たとえば学生は、国民年金制度ができた一九六一年から九一年までの三十年間、「任意」加入でとくに加入しなくてもよいとされ、大多数が未加入でした。サラリーマンの配偶者で働いていない人(専業主婦など)も、一九八六年四月より前は、同じように任意加入とされていました。失業など経済的理由で保険料滞納を余儀なくされた人もいます。
ところが政府は、任意加入となっている人たちに、加入しなければ障害基礎年金の受給資格などにも不利益がでるとの説明も不十分でした。

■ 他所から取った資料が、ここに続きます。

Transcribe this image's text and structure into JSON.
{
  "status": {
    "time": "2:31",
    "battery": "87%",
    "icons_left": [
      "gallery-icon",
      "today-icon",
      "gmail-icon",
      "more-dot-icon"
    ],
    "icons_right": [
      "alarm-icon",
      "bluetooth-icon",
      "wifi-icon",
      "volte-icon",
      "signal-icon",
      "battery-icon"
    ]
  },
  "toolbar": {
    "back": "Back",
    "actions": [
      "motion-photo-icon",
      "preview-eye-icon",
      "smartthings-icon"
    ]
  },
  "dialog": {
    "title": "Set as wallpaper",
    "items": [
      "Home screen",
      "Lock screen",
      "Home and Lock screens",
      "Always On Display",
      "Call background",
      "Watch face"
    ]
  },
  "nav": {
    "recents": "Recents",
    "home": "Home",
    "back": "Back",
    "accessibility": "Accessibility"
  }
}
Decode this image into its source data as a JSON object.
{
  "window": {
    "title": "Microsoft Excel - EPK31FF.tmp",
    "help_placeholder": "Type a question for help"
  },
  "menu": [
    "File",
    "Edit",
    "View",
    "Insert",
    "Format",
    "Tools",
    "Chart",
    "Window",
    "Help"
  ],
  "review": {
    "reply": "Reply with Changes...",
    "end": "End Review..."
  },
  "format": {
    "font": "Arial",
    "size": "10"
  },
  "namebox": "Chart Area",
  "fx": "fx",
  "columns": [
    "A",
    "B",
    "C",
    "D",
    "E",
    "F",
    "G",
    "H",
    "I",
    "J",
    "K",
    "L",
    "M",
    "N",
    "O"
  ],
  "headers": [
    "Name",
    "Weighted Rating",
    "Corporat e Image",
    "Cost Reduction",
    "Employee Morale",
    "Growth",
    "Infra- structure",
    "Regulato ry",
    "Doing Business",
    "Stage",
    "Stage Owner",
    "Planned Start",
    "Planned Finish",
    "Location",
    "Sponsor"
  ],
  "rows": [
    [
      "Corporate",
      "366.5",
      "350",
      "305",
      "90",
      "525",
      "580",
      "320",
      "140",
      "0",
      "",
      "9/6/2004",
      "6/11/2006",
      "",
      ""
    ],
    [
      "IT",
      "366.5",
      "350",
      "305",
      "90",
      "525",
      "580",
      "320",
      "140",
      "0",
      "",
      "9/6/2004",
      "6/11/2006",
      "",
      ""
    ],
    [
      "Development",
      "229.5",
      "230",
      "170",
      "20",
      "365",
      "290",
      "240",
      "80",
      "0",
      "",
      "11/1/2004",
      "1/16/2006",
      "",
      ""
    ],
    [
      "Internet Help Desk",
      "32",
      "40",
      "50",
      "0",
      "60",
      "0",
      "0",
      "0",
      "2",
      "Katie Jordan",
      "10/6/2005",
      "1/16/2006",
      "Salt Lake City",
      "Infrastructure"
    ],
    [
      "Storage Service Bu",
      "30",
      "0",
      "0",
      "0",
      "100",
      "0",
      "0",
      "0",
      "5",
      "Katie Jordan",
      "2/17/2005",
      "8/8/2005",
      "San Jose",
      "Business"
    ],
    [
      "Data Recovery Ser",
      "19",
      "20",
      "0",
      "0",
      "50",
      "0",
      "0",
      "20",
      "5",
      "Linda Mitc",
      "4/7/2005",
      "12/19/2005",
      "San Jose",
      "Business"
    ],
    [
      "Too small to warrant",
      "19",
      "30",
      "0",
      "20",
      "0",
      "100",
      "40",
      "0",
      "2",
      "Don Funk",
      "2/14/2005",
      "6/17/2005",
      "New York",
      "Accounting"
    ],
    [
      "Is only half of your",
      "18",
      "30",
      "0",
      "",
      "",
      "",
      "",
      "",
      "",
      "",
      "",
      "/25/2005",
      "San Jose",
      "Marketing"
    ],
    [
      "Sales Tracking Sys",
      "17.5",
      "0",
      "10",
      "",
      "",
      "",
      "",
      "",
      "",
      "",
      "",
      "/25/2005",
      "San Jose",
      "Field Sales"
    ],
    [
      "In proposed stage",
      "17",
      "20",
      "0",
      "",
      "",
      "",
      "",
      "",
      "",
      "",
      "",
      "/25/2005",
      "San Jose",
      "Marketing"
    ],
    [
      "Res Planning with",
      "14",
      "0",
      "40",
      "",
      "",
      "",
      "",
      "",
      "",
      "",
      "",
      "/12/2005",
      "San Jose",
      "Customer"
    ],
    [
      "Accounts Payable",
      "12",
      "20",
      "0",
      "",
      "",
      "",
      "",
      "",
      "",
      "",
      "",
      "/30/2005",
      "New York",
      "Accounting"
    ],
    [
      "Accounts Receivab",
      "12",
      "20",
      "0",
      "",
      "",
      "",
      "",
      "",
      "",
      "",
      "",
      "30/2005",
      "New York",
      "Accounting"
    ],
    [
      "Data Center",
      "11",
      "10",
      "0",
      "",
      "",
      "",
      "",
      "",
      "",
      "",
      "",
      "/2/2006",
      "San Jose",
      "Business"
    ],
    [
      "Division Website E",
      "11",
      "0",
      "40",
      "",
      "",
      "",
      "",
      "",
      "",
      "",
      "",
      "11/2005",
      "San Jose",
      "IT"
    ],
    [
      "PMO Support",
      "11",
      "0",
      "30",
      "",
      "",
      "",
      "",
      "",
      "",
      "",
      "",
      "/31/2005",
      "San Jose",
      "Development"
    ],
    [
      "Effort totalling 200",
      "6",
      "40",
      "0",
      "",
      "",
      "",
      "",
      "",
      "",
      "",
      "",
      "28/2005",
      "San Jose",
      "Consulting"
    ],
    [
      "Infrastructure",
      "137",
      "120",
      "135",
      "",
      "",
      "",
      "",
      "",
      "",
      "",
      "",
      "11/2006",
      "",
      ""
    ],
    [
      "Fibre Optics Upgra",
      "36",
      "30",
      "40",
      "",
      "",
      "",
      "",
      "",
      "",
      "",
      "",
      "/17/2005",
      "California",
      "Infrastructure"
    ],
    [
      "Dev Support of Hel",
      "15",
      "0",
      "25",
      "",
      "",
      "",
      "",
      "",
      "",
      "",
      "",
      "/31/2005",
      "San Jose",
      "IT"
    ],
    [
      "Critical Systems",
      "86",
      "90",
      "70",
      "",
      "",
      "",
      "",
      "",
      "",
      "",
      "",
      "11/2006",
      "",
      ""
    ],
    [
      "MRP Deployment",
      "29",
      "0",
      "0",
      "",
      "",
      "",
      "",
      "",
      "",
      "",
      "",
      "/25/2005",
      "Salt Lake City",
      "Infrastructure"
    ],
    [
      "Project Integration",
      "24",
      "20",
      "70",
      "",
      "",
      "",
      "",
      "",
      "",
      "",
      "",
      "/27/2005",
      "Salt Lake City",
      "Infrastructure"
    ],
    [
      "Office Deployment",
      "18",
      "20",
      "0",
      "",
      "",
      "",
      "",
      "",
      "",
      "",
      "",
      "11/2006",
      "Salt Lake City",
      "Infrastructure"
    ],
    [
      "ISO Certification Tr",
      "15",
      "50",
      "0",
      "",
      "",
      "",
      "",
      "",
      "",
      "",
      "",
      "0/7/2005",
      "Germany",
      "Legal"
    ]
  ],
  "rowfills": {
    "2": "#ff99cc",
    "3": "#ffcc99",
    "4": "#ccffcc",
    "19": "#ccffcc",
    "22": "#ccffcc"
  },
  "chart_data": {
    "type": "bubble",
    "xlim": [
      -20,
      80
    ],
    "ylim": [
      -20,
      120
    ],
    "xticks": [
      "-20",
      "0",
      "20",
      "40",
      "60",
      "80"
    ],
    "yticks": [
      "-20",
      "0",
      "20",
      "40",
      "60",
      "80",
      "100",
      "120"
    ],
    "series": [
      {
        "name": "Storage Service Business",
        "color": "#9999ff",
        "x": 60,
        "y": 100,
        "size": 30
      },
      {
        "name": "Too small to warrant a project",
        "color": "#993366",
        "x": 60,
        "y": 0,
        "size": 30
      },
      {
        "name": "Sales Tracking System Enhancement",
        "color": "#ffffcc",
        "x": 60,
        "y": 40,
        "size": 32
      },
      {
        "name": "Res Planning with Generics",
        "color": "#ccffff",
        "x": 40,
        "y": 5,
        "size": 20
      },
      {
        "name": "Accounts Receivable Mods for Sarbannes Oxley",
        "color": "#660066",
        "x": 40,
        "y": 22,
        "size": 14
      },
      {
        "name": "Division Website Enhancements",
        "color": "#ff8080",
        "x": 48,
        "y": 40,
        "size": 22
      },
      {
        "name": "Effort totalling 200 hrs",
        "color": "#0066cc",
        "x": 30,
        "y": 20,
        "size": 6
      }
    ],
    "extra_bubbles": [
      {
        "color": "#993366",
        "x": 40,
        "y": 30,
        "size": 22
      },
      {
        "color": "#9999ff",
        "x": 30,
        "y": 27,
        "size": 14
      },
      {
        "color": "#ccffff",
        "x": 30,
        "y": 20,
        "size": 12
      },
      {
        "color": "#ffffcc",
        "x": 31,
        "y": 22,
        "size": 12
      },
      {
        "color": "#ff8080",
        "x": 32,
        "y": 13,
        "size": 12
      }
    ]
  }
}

それにもかかわらず、政府は「制度に加入されていなかったり滞納された方、これは制度の谷間の方ではございません」「制度に加入されていなかった者まで影響を及ぼしますと、制度そのものが崩壊してしまう」(九六年十月二十六日、参院での年金局長答弁)などと、無年金障害者への対応を拒否してきました。
それでも国民の批判を前に、政府は一九九六年から七カ年の障害者プランで、無年金障害者問題を「幅広い観点から検討する」としました。今年はこの最後の年ですが、ようやくこの七月に、無年金障害者に障害基礎年金の半額を一般会計から支給するとの坂口力厚労相案がだされ、検討作業に入ったばかりです。
国はただちに救済を具体化すべきです。同時に、制度の欠陥から生まれたすべての無年金障害者に障害基礎年金を支給し、障害者の所得保障を確立する責任があります。